The other day, I photographed a Black-Crowned Night Heron whom I believe to be our old friend, Nigel, looking quite the dapper fellow as usual. All he needed was a brim to his black cap to complete the impression of Fred Astaire in top hat and tails.
I would love to show you a Night Heron in flight, but that’s unlikely in the winter months. Why? Because, as the name suggests, the Black Crowned Night Heron becomes active almost exclusively after dark — although you may get lucky and spot one feeding at dusk. They find much less competition from Egrets and other kinds of Herons at nighttime.
During daytime, they mostly hang out inconspicuously in the underbrush, as Nigel is endeavoring to do here.
All that said, your best bet of photographing an active Black-Croiwned Night Heron in daytime would be to visit a refuge in mating season.
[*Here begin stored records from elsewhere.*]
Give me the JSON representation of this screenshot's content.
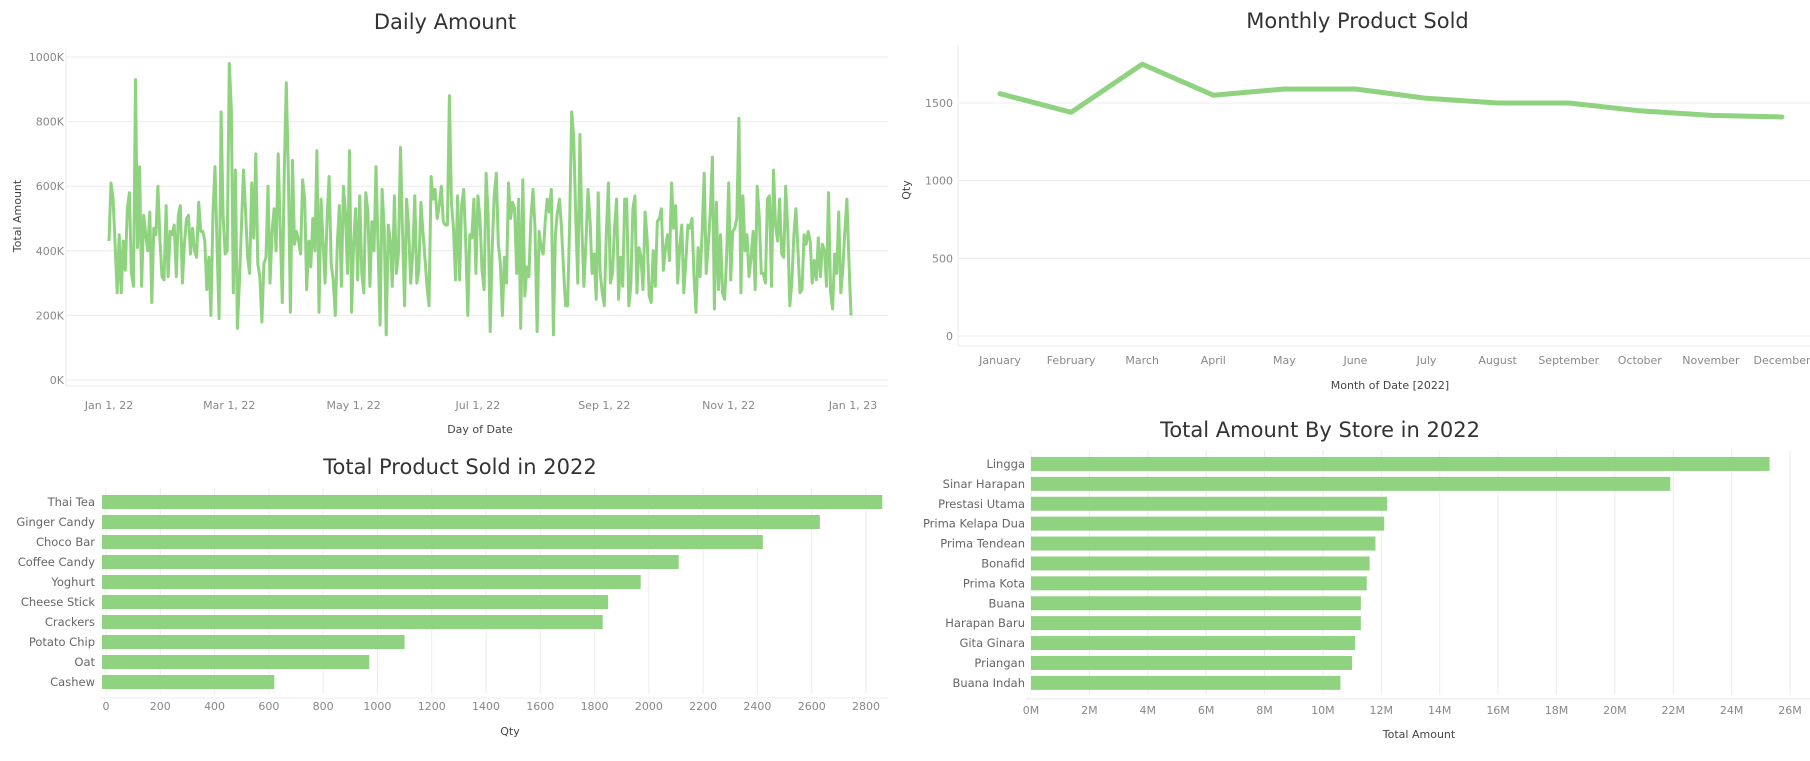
{
  "colors": {
    "series": "#8fd27f",
    "grid": "#ececec",
    "axis_text": "#888888"
  },
  "chart_data": [
    {
      "type": "line",
      "title": "Daily Amount",
      "xlabel": "Day of Date",
      "ylabel": "Total Amount",
      "x_start": "2022-01-01",
      "x_ticks": [
        "Jan 1, 22",
        "Mar 1, 22",
        "May 1, 22",
        "Jul 1, 22",
        "Sep 1, 22",
        "Nov 1, 22",
        "Jan 1, 23"
      ],
      "x_tick_days": [
        0,
        59,
        120,
        181,
        243,
        304,
        365
      ],
      "y_ticks": [
        "0K",
        "200K",
        "400K",
        "600K",
        "800K",
        "1000K"
      ],
      "y_tick_values": [
        0,
        200000,
        400000,
        600000,
        800000,
        1000000
      ],
      "ylim": [
        0,
        1000000
      ],
      "grid": true,
      "series": [
        {
          "x_days": [
            0,
            1,
            2,
            4,
            5,
            6,
            7,
            8,
            9,
            10,
            11,
            12,
            13,
            14,
            15,
            16,
            17,
            18,
            19,
            20,
            21,
            22,
            23,
            24,
            25,
            26,
            27,
            28,
            29,
            30,
            31,
            32,
            33,
            34,
            35,
            36,
            37,
            38,
            39,
            40,
            41,
            42,
            43,
            44,
            45,
            46,
            47,
            48,
            49,
            50,
            51,
            52,
            53,
            54,
            55,
            56,
            57,
            58,
            59,
            60,
            61,
            62,
            63,
            64,
            65,
            66,
            67,
            68,
            69,
            70,
            71,
            72,
            73,
            74,
            75,
            76,
            77,
            78,
            79,
            80,
            81,
            82,
            83,
            84,
            85,
            86,
            87,
            88,
            89,
            90,
            91,
            92,
            93,
            94,
            95,
            96,
            97,
            98,
            99,
            100,
            101,
            102,
            103,
            104,
            105,
            106,
            107,
            108,
            109,
            110,
            111,
            112,
            113,
            114,
            115,
            116,
            117,
            118,
            119,
            120,
            121,
            122,
            123,
            124,
            125,
            126,
            127,
            128,
            129,
            130,
            131,
            132,
            133,
            134,
            135,
            136,
            137,
            138,
            139,
            140,
            141,
            142,
            143,
            144,
            145,
            146,
            147,
            148,
            149,
            150,
            151,
            152,
            153,
            154,
            155,
            156,
            157,
            158,
            159,
            160,
            161,
            162,
            163,
            164,
            165,
            166,
            167,
            168,
            169,
            170,
            171,
            172,
            173,
            174,
            175,
            176,
            177,
            178,
            179,
            180,
            181,
            182,
            183,
            184,
            185,
            186,
            187,
            188,
            189,
            190,
            191,
            192,
            193,
            194,
            195,
            196,
            197,
            198,
            199,
            200,
            201,
            202,
            203,
            204,
            205,
            206,
            207,
            208,
            209,
            210,
            211,
            212,
            213,
            214,
            215,
            216,
            217,
            218,
            219,
            220,
            221,
            222,
            223,
            224,
            225,
            226,
            227,
            228,
            229,
            230,
            231,
            232,
            233,
            234,
            235,
            236,
            237,
            238,
            239,
            240,
            241,
            242,
            243,
            244,
            245,
            246,
            247,
            248,
            249,
            250,
            251,
            252,
            253,
            254,
            255,
            256,
            257,
            258,
            259,
            260,
            261,
            262,
            263,
            264,
            265,
            266,
            267,
            268,
            269,
            270,
            271,
            272,
            273,
            274,
            275,
            276,
            277,
            278,
            279,
            280,
            281,
            282,
            283,
            284,
            285,
            286,
            287,
            288,
            289,
            290,
            291,
            292,
            293,
            294,
            295,
            296,
            297,
            298,
            299,
            300,
            301,
            302,
            303,
            304,
            305,
            306,
            307,
            308,
            309,
            310,
            311,
            312,
            313,
            314,
            315,
            316,
            317,
            318,
            319,
            320,
            321,
            322,
            323,
            324,
            325,
            326,
            327,
            328,
            329,
            330,
            331,
            332,
            333,
            334,
            335,
            336,
            337,
            338,
            339,
            340,
            341,
            342,
            343,
            344,
            345,
            346,
            347,
            348,
            349,
            350,
            351,
            352,
            353,
            354,
            355,
            356,
            357,
            358,
            359,
            360,
            361,
            362,
            363,
            364
          ],
          "values": [
            430000,
            610000,
            560000,
            270000,
            450000,
            270000,
            430000,
            340000,
            530000,
            580000,
            330000,
            290000,
            930000,
            410000,
            660000,
            290000,
            510000,
            450000,
            400000,
            520000,
            240000,
            470000,
            450000,
            600000,
            430000,
            320000,
            310000,
            540000,
            320000,
            460000,
            450000,
            480000,
            320000,
            510000,
            540000,
            300000,
            420000,
            500000,
            510000,
            390000,
            470000,
            400000,
            380000,
            550000,
            460000,
            460000,
            430000,
            280000,
            380000,
            200000,
            520000,
            660000,
            420000,
            190000,
            830000,
            510000,
            390000,
            400000,
            980000,
            840000,
            270000,
            650000,
            160000,
            310000,
            480000,
            650000,
            520000,
            380000,
            330000,
            610000,
            440000,
            700000,
            360000,
            320000,
            180000,
            360000,
            380000,
            600000,
            300000,
            460000,
            530000,
            400000,
            700000,
            470000,
            240000,
            650000,
            920000,
            630000,
            210000,
            680000,
            420000,
            460000,
            430000,
            390000,
            620000,
            560000,
            280000,
            430000,
            350000,
            500000,
            400000,
            710000,
            210000,
            560000,
            430000,
            300000,
            500000,
            630000,
            360000,
            310000,
            200000,
            420000,
            540000,
            290000,
            600000,
            520000,
            330000,
            710000,
            210000,
            420000,
            530000,
            310000,
            570000,
            330000,
            270000,
            580000,
            520000,
            290000,
            490000,
            400000,
            660000,
            410000,
            170000,
            590000,
            470000,
            140000,
            480000,
            430000,
            290000,
            570000,
            330000,
            390000,
            720000,
            460000,
            230000,
            560000,
            470000,
            300000,
            390000,
            570000,
            300000,
            340000,
            550000,
            460000,
            380000,
            290000,
            230000,
            630000,
            560000,
            590000,
            500000,
            540000,
            600000,
            490000,
            480000,
            480000,
            880000,
            550000,
            470000,
            310000,
            570000,
            310000,
            540000,
            590000,
            430000,
            200000,
            450000,
            440000,
            560000,
            330000,
            570000,
            500000,
            340000,
            280000,
            640000,
            510000,
            150000,
            410000,
            570000,
            640000,
            420000,
            360000,
            200000,
            380000,
            300000,
            610000,
            500000,
            550000,
            530000,
            330000,
            560000,
            160000,
            620000,
            260000,
            350000,
            320000,
            500000,
            590000,
            470000,
            150000,
            460000,
            410000,
            390000,
            490000,
            560000,
            520000,
            590000,
            140000,
            450000,
            520000,
            560000,
            470000,
            340000,
            230000,
            230000,
            490000,
            830000,
            750000,
            500000,
            300000,
            760000,
            470000,
            290000,
            430000,
            590000,
            490000,
            330000,
            390000,
            250000,
            580000,
            330000,
            270000,
            230000,
            460000,
            610000,
            300000,
            330000,
            470000,
            560000,
            250000,
            380000,
            290000,
            560000,
            560000,
            230000,
            290000,
            530000,
            570000,
            270000,
            410000,
            380000,
            280000,
            520000,
            440000,
            260000,
            240000,
            400000,
            290000,
            490000,
            500000,
            530000,
            340000,
            410000,
            450000,
            370000,
            610000,
            470000,
            540000,
            300000,
            410000,
            480000,
            270000,
            370000,
            480000,
            470000,
            500000,
            320000,
            210000,
            410000,
            320000,
            460000,
            640000,
            330000,
            420000,
            520000,
            690000,
            220000,
            550000,
            280000,
            450000,
            270000,
            250000,
            380000,
            610000,
            310000,
            460000,
            470000,
            500000,
            810000,
            270000,
            570000,
            400000,
            450000,
            320000,
            380000,
            460000,
            280000,
            600000,
            510000,
            330000,
            330000,
            300000,
            560000,
            570000,
            290000,
            650000,
            480000,
            430000,
            560000,
            390000,
            380000,
            600000,
            460000,
            230000,
            300000,
            450000,
            530000,
            400000,
            270000,
            280000,
            450000,
            420000,
            460000,
            430000,
            300000,
            370000,
            310000,
            440000,
            320000,
            420000,
            400000,
            290000,
            580000,
            270000,
            220000,
            390000,
            330000,
            520000,
            270000,
            340000,
            460000,
            560000,
            370000,
            200000,
            650000,
            380000,
            330000,
            520000,
            640000,
            620000,
            510000,
            450000,
            370000,
            370000
          ]
        }
      ]
    },
    {
      "type": "line",
      "title": "Monthly Product Sold",
      "xlabel": "Month of Date [2022]",
      "ylabel": "Qty",
      "categories": [
        "January",
        "February",
        "March",
        "April",
        "May",
        "June",
        "July",
        "August",
        "September",
        "October",
        "November",
        "December"
      ],
      "y_ticks": [
        "0",
        "500",
        "1000",
        "1500"
      ],
      "y_tick_values": [
        0,
        500,
        1000,
        1500
      ],
      "ylim": [
        0,
        1800
      ],
      "grid": true,
      "series": [
        {
          "values": [
            1560,
            1440,
            1750,
            1550,
            1590,
            1590,
            1530,
            1500,
            1500,
            1450,
            1420,
            1410
          ]
        }
      ]
    },
    {
      "type": "bar",
      "orientation": "horizontal",
      "title": "Total Product Sold in 2022",
      "xlabel": "Qty",
      "categories": [
        "Thai Tea",
        "Ginger Candy",
        "Choco Bar",
        "Coffee Candy",
        "Yoghurt",
        "Cheese Stick",
        "Crackers",
        "Potato Chip",
        "Oat",
        "Cashew"
      ],
      "values": [
        2860,
        2630,
        2420,
        2110,
        1970,
        1850,
        1830,
        1100,
        970,
        620
      ],
      "x_ticks": [
        "0",
        "200",
        "400",
        "600",
        "800",
        "1000",
        "1200",
        "1400",
        "1600",
        "1800",
        "2000",
        "2200",
        "2400",
        "2600",
        "2800"
      ],
      "x_tick_values": [
        0,
        200,
        400,
        600,
        800,
        1000,
        1200,
        1400,
        1600,
        1800,
        2000,
        2200,
        2400,
        2600,
        2800
      ],
      "xlim": [
        0,
        2950
      ],
      "grid": true
    },
    {
      "type": "bar",
      "orientation": "horizontal",
      "title": "Total Amount By Store in 2022",
      "xlabel": "Total Amount",
      "categories": [
        "Lingga",
        "Sinar Harapan",
        "Prestasi Utama",
        "Prima Kelapa Dua",
        "Prima Tendean",
        "Bonafid",
        "Prima Kota",
        "Buana",
        "Harapan Baru",
        "Gita Ginara",
        "Priangan",
        "Buana Indah"
      ],
      "values": [
        25300000,
        21900000,
        12200000,
        12100000,
        11800000,
        11600000,
        11500000,
        11300000,
        11300000,
        11100000,
        11000000,
        10600000
      ],
      "x_ticks": [
        "0M",
        "2M",
        "4M",
        "6M",
        "8M",
        "10M",
        "12M",
        "14M",
        "16M",
        "18M",
        "20M",
        "22M",
        "24M",
        "26M"
      ],
      "x_tick_values": [
        0,
        2000000,
        4000000,
        6000000,
        8000000,
        10000000,
        12000000,
        14000000,
        16000000,
        18000000,
        20000000,
        22000000,
        24000000,
        26000000
      ],
      "xlim": [
        0,
        26000000
      ],
      "grid": true
    }
  ]
}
At these times, Night Herons need extra energy, and so resort to daytime feeding.
Like other wading birds, the Black-Crowned Night Heron typically nests in trees within swampy terrain, or hidden within clumps of cattails — and they are social birds at these times, seeking places where others nest. Breeding Night Herons especially favor marsh-surrounded islands, where predators (and photographers!) find the going tough. You’ll need a long telephoto and lots of persistence, as refuges sensibly restrict visitors from getting too close to the rookeries.
Sadly, Black-Crowned Night Heron numbers are gradually declining, according to The Cornell Lab of Ornithology, although they are still common throughout North America, and you may spot one if you keep your eyes open when visiting a nearby wetland.
Black-Crowned Night Herons feed near the top of the food chain and so are especially susceptible to organochlorine pesticides, PCBs, and heavy metals that contaminate our wetlands — and of course, like all marsh dwellers, they are falling victim to draining and development of these vital nurseries for wildlife of many kinds.